O espaço das mulheres no cenário político
Enviada em 11/07/2024
Dilma Roussef foi a primeira presidenta do Brasil, entretanto, durante os seus mandatos, ela foi motivo de ofensas e ridicularizações misógenas por uma parte da população. Diante disso, é importante analisar alguns desafios enfrentados pelas mulheres no cenário político, entre eles a baixa representatividade feminina no legislativo e a visão ultrapassada do papel social da mulher.

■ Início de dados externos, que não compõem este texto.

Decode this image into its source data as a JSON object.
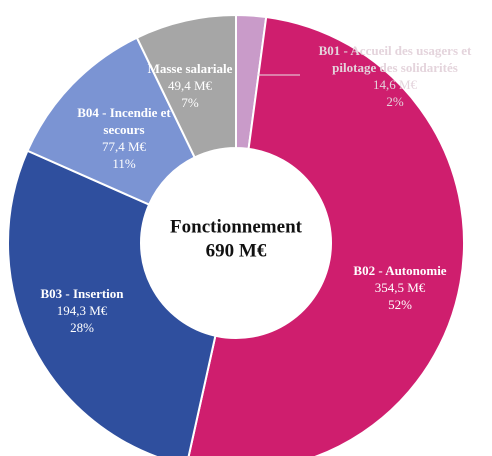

Em um primeiro momento, uma das dificuldades enfrentadas pelas mulheres no cenário político nacional é a baixa representatividade feminina no legislativo, visto que, com menos representantes no poder, os direitos e interesseres do grupo, muitas vezes, não são defendidos. A título de exemplo, a Lei das Eleições propõe uma cota partidária mínima de 30% de participantes mulheres, porém, na maioria dos casos, tal decisão é fraudada para permitir a maior participação masculina. Consequentemente, o espaço das mulheres no cenário político é restringido e desrespeitado.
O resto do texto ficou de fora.